In this initial stage, create a platform to get people excited: for instance, a basic yet cool website, a prototype of a product, or an outline for a research initiative. Come up with something that looks exciting and awesome.

It’s okay to think that you’re awesome and it’s worthwhile for people to talk to you. What you’re doing matters, and you have to believe it’s a good use of their time for influential people who know and do a lot more than you do to talk to you. It’s totally fine to come from a place of doubt and insecurity, because people like being mentors and giving advice. But you have to be enthusiastic about your idea: if you think your idea is stupid, other people are going to think your idea is stupid too.

It’s important to develop social proof and authority. People base their behavior on the behavior and actions of others, so build social proof into your projects early on. For instance, Brian Kateman reached out to experts for testimonials. Don’t start with super-high-profile people– after all, there’s no reason for them to help you– but you can work your way up incrementally: Kateman started with Peter Singer, whom he knew through his connections in the effective altruism movement, and then used Singer’s endorsement to get endorsements from people like Richard Dawkins. It is always better to go for it than not to go for it. Make the ask. There’s no reason to be nervous. Once you have social proof, build it into your messaging and pitch.

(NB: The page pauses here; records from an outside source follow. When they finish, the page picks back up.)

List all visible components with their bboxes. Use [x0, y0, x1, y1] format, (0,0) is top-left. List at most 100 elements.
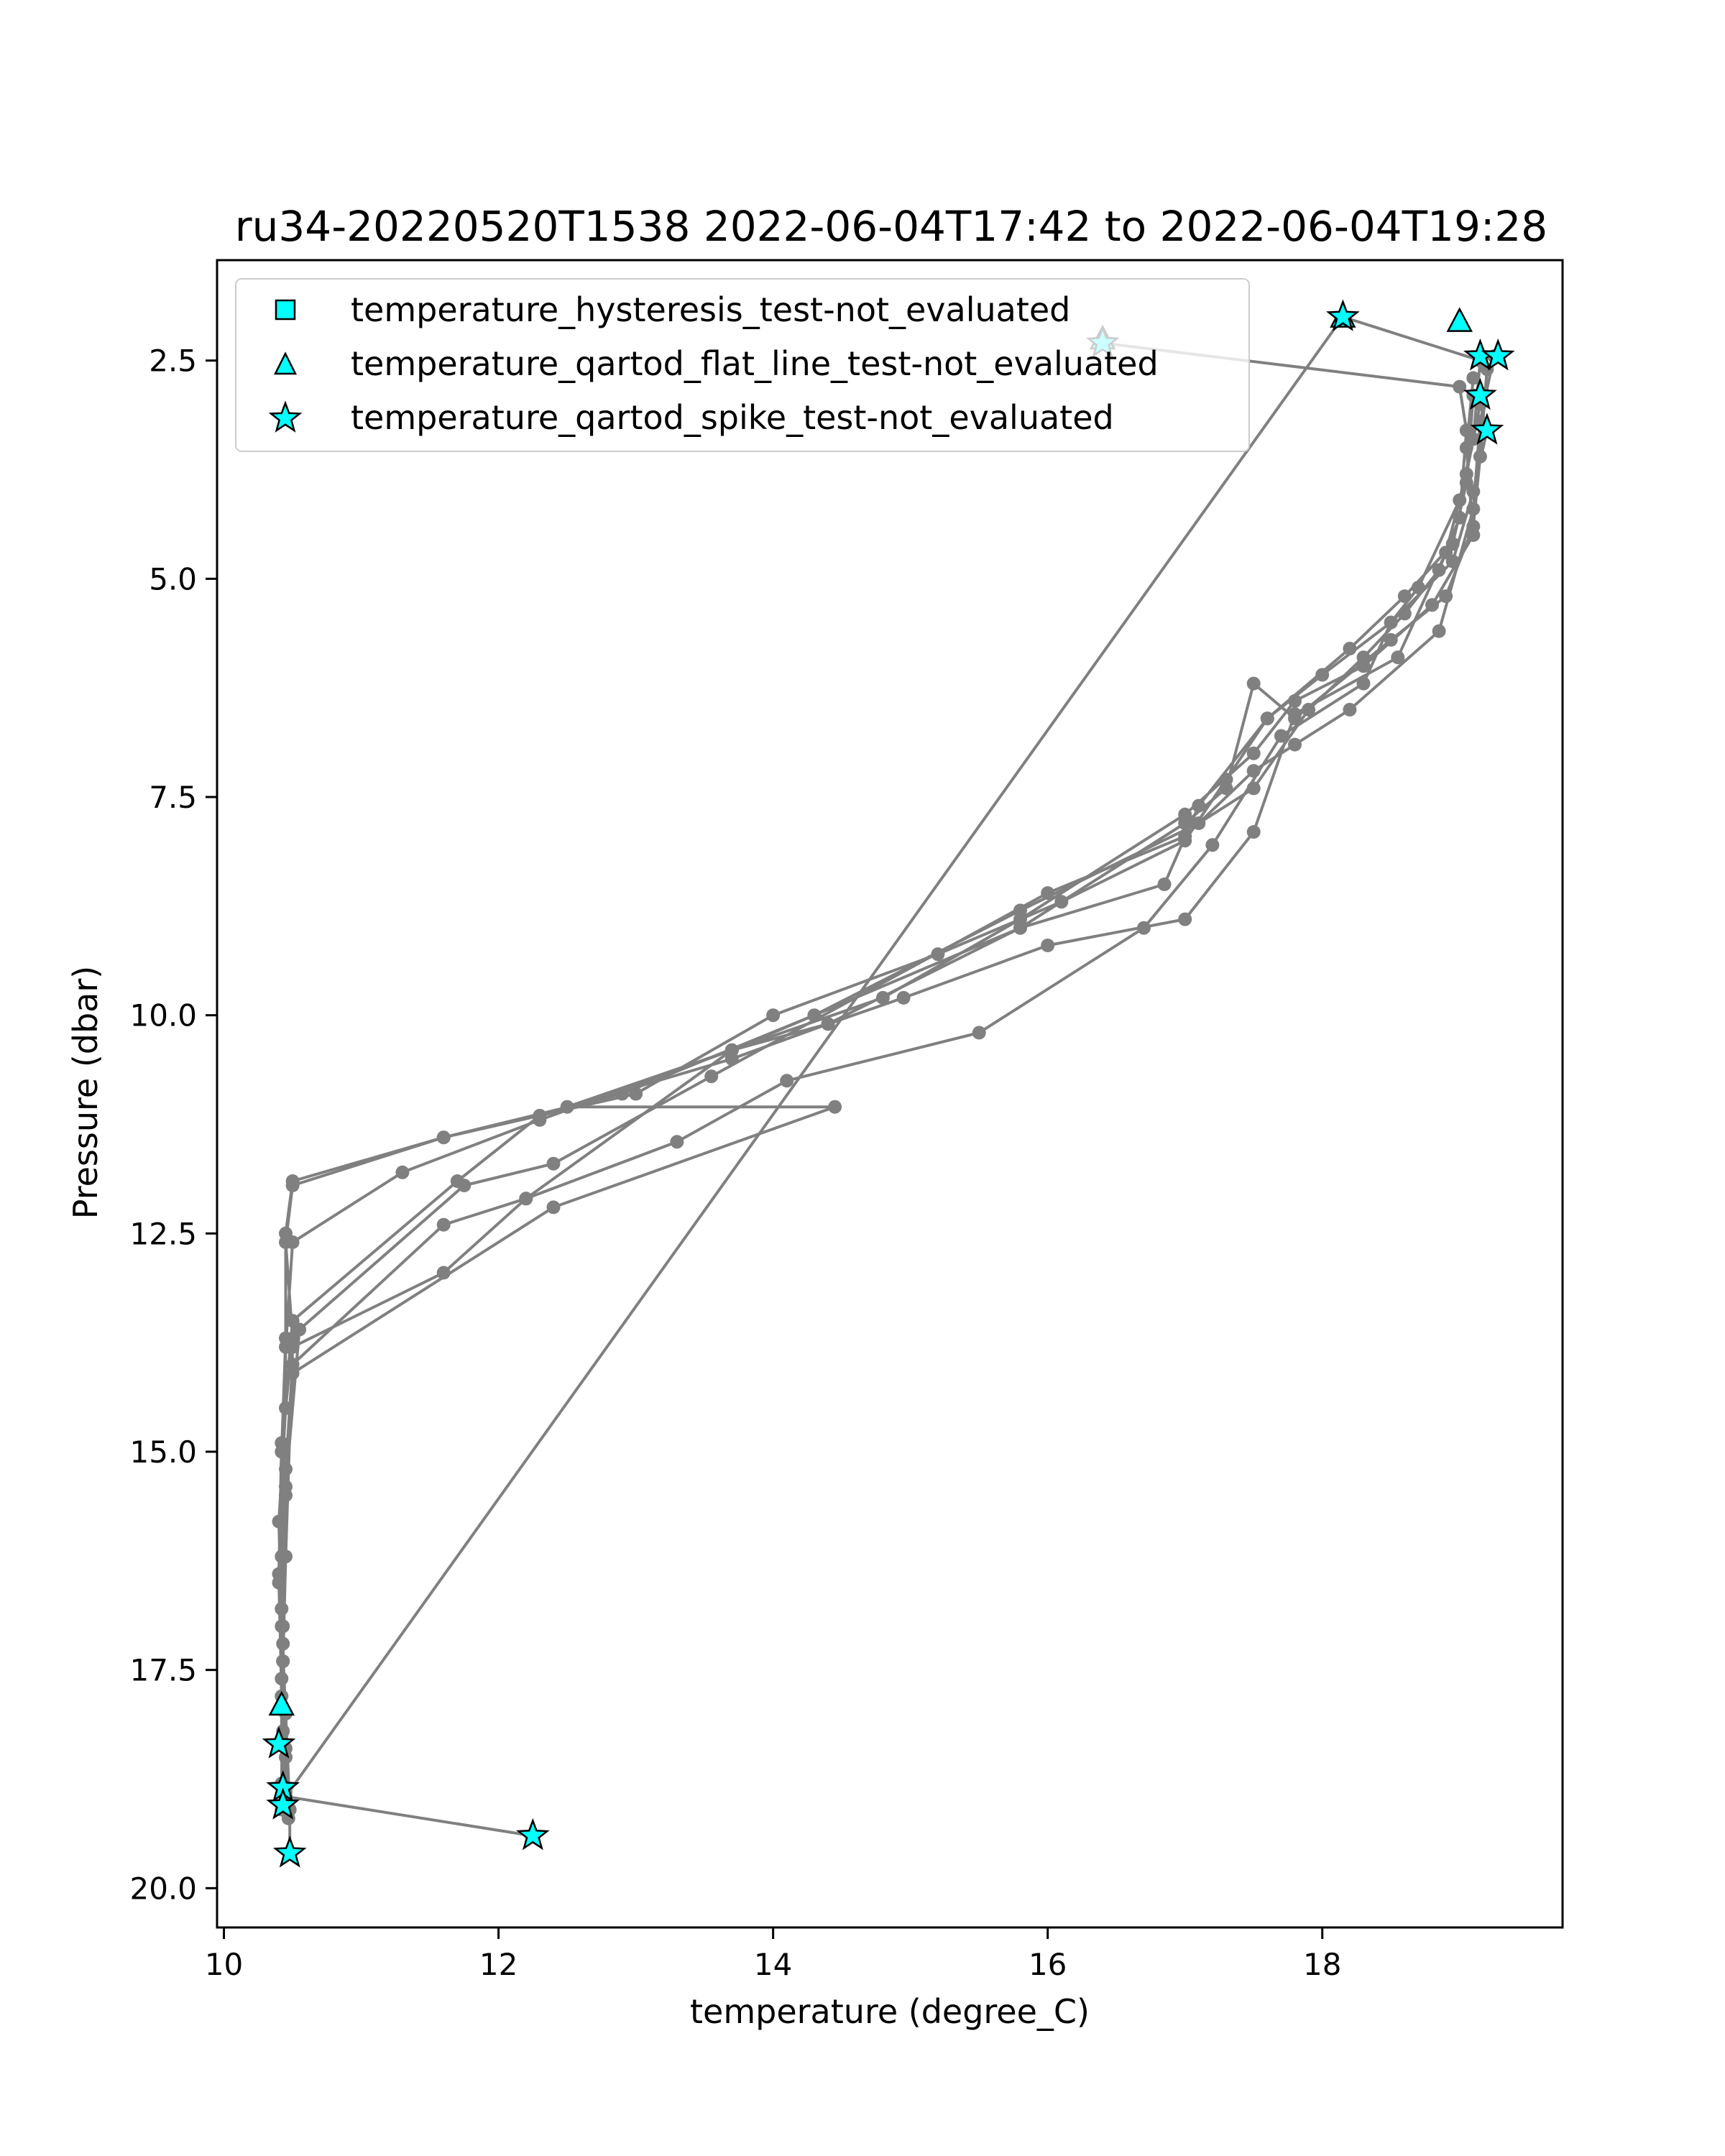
y-tick-label: 5.0	[149, 561, 197, 596]
data-point	[275, 1672, 289, 1686]
y-tick-label: 12.5	[129, 1216, 197, 1251]
data-point	[1453, 510, 1467, 525]
data-point	[1356, 659, 1371, 673]
data-point	[1445, 537, 1460, 551]
legend-star-marker	[268, 400, 303, 433]
data-point	[1192, 798, 1206, 813]
data-point	[1453, 379, 1467, 394]
data-point	[896, 990, 911, 1005]
data-point	[1013, 921, 1027, 935]
x-axis: 10 12 14 16 18	[205, 1927, 1341, 1982]
spike-flag-marker	[1326, 299, 1360, 331]
data-point	[395, 1165, 410, 1179]
legend-triangle-marker	[273, 351, 298, 375]
data-point	[279, 1549, 293, 1564]
x-axis-label: temperature (degree_C)	[690, 1992, 1090, 2031]
data-point	[1384, 632, 1398, 647]
data-point	[1459, 441, 1473, 455]
data-point	[1288, 707, 1302, 722]
data-point	[1466, 520, 1481, 533]
chart-title: ru34-20220520T1538 2022-06-04T17:42 to 2…	[235, 202, 1547, 251]
series-layer	[272, 310, 1501, 1861]
data-point	[275, 1436, 289, 1450]
data-point	[1178, 829, 1192, 844]
data-point	[1391, 650, 1405, 665]
data-point	[436, 1217, 451, 1232]
spike-flag-marker	[272, 1835, 307, 1868]
x-tick-label: 10	[205, 1947, 243, 1982]
data-point	[1041, 886, 1055, 900]
data-point	[276, 1636, 290, 1651]
legend: temperature_hysteresis_test-not_evaluate…	[235, 278, 1250, 452]
data-point	[285, 1314, 300, 1328]
x-tick-label: 12	[479, 1947, 518, 1982]
series-line-2	[285, 1795, 533, 1838]
data-point	[450, 1174, 464, 1188]
data-point	[1260, 711, 1274, 726]
data-point	[546, 1200, 561, 1215]
spike-flag-marker	[516, 1818, 550, 1851]
data-point	[519, 1192, 533, 1206]
data-point	[1397, 589, 1412, 604]
legend-label-spike: temperature_qartod_spike_test-not_evalua…	[351, 398, 1114, 437]
data-point	[285, 1340, 300, 1354]
data-point	[1178, 816, 1192, 830]
data-point	[1384, 615, 1398, 630]
data-point	[279, 1488, 293, 1503]
data-point	[436, 1130, 451, 1145]
data-point	[828, 1100, 842, 1114]
data-point	[560, 1100, 574, 1114]
data-point	[766, 1008, 781, 1023]
data-point	[285, 1235, 300, 1249]
data-point	[1157, 877, 1172, 891]
spike-flag-marker	[1470, 413, 1504, 445]
data-point	[1041, 939, 1055, 952]
flat-line-flag-marker	[268, 1690, 295, 1716]
data-point	[276, 1619, 290, 1634]
spike-flag-marker	[266, 1787, 300, 1820]
data-point	[1315, 668, 1330, 682]
data-point	[704, 1069, 719, 1084]
data-point	[1288, 737, 1302, 752]
data-point	[1453, 493, 1467, 507]
data-point	[1246, 781, 1261, 796]
data-point	[780, 1074, 794, 1088]
data-point	[807, 1008, 822, 1023]
data-point	[724, 1043, 739, 1057]
data-point	[1136, 921, 1151, 935]
data-point	[1473, 449, 1487, 464]
data-point	[279, 1462, 293, 1476]
data-point	[1288, 694, 1302, 708]
data-point	[285, 1366, 300, 1381]
data-point	[615, 1087, 629, 1101]
x-tick-label: 16	[1029, 1947, 1067, 1982]
data-point	[1411, 581, 1425, 594]
data-point	[1343, 703, 1357, 717]
y-axis-label: Pressure (dbar)	[66, 966, 105, 1219]
y-tick-label: 2.5	[149, 344, 197, 379]
spike-flag-marker	[1463, 377, 1497, 410]
data-point	[1192, 816, 1206, 830]
legend-label-hysteresis: temperature_hysteresis_test-not_evaluate…	[351, 290, 1070, 329]
data-point	[1343, 642, 1357, 655]
spike-flag-marker	[1481, 338, 1515, 371]
y-tick-label: 20.0	[129, 1871, 197, 1906]
data-point	[546, 1156, 561, 1171]
data-point	[1432, 624, 1446, 638]
data-point	[1205, 838, 1220, 852]
legend-square-marker	[275, 299, 296, 321]
y-axis: 2.5 5.0 7.5 10.0 12.5 15.0 17.5 20.0	[129, 344, 217, 1906]
y-tick-label: 15.0	[129, 1434, 197, 1470]
data-point	[1246, 746, 1261, 760]
y-tick-label: 10.0	[129, 998, 197, 1033]
data-point	[1274, 729, 1288, 743]
legend-box	[235, 278, 1250, 452]
data-point	[276, 1654, 290, 1668]
data-point	[1246, 676, 1261, 691]
data-point	[1302, 703, 1316, 717]
data-point	[821, 1017, 835, 1031]
data-point	[931, 947, 945, 962]
series-line-6	[280, 356, 1496, 1744]
data-point	[1459, 476, 1473, 490]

Authority is seeming like you know what you’re talking about. Appear to be an expert, and get the initial credibility. For instance, Kateman got a TEDx talk by luck really early on, which made him look like an expert.

There is no one in the world you can’t reach if you’re proactive and smart enough about it. It’s possible to just guess people’s email: make a spreadsheet with a bunch of different variations of their name. is very common. You can also go to events you’ll know they’ll be at, like book signings or lectures or EA Global. Don’t stalk people: if you’ve talked to someone and they’re not interested, drop it. But feel free to send followup emails every now and then. Remember, they’re not celebrities, they’re just people.

Be willing to help your connections! By the principle of reciprocity, people are more willing to help you if you’ve helped them. If other people are promoting your pet project, promote theirs; if you have knowledge about some topic they’re curious about, share it with them. And try to approach your networking from a perspective of intentionally building up relationships with awesome people: it’s not about what they do for you, it’s about getting to talk to really cool people who are doing good things for the world.

It’s important to grow your platform and scale up through online advertising, conferences, social media, and traditional media.

The best way to get media attention is a good press release and a story to tell. You can do tactics all day long, but if your story is boring or sucks no one is going to write about it. Find reporters who have covered similar stories. Get to know them and email them; connect with them on LinkedIn. Try writing reporters fan letters: “I liked your article about X Related Thing, keep me in mind if you ever want to talk about Y Pet Project.”

To find their email, you can make a spreadsheet like that one above (be sure to try variations like, look for their emails on the newspaper’s webpage (Washington Post has them available), or buy media lists (although those can be quite expensive). To message a bunch of different people at once, use a mail merge: this automatically fills in key information like the person’s name and newspaper, so you only have to send one email to reach ten thousand reporters.

Smaller notes: Keep your elevator pitch short. Give yourself an impressive-sounding title. Sincerely compliment people like crazy: everyone loves to be appreciated. Don’t be ashamed to namedrop: if Richard Dawkins has endorsed your nonprofit or Peter Singer emails you regularly, say so. Read Robert Cialdini’s Influence for more advice; it’s a tremendously insightful book.